Dios está del lado de las víctimas, no de los verdugos, aunque la propuesta de salvación debe conducirlos a ellos también a la conversión. Esta parcialidad es un momento a la vez real y provisorio en la acción de Dios, un momento constantemente presente en la Biblia: Dios elige un pueblo particular para hacerlo suyo, pero este pueblo será para los otros.

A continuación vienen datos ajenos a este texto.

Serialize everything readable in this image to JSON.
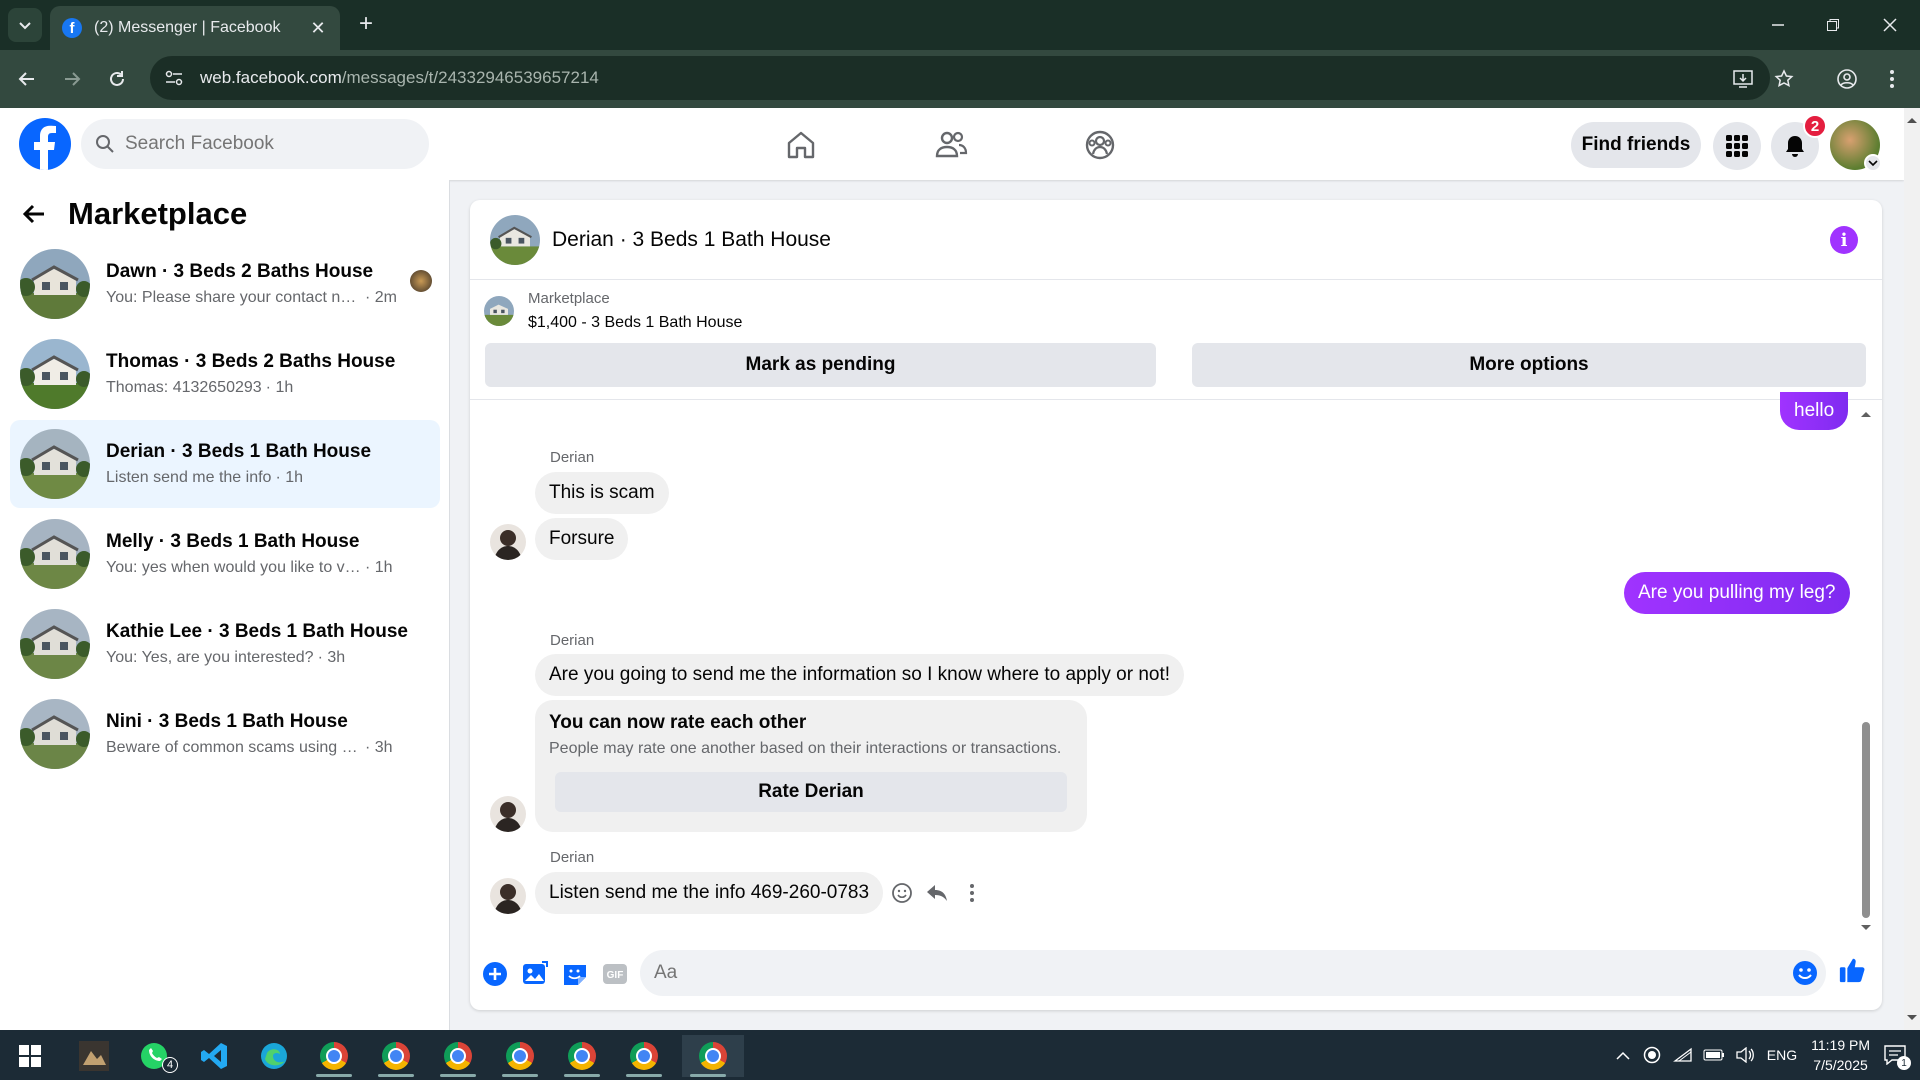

Jesús se dirige en primer lugar a las ovejas perdidas de la casa de Israel durante su ministerio público y raramente sale de su territorio. En su pueblo se identifica con los pobres, los débiles y los enfermos y privilegia su cercanía a ellos. Se opone con fuerza a los escribas y fariseos hipócritas

Su misión tiene un objetivo universal: debe partir de Jerusalén, de Judea y de Samaria, para llegar a los confines de la tierra. Su misión pasa por los judíos en primer lugar, para en seguida atender a los paganos. La actividad de sus discípulos en los Hechos de los Apóstoles reproduce el mismo escenario.

Al comienzo, la primera comunidad cristiana es exclusivamente judía; luego se abre a los paganos con el segundo Pentecostés. Las misiones de Pablo respetan ese mismo dinamismo: cuando llega a un pueblo, Pablo se dirige de inmediato a la sinagoga, luego, en general después de diversos conflictos, se torna hacia los paganos. Toda la historia de los Hechos testimonia ese movimiento.

La preocupación por los pobres y las víctimas es un aspecto que debe considerar el anuncio del Evangelio, para conducir a la conversión de los ricos y de los poderosos, de los que ejercen la injusticia. En su propia coyuntura el teólogo insiste particularmente en ese en primer lugar y ese en primer lugar comprende también las arras del Reino que constituye el esfuerzo constante para la instauración de la justicia en el mundo. Esta preocupación es la expresión cristológica de la opción preferencial por los pobres.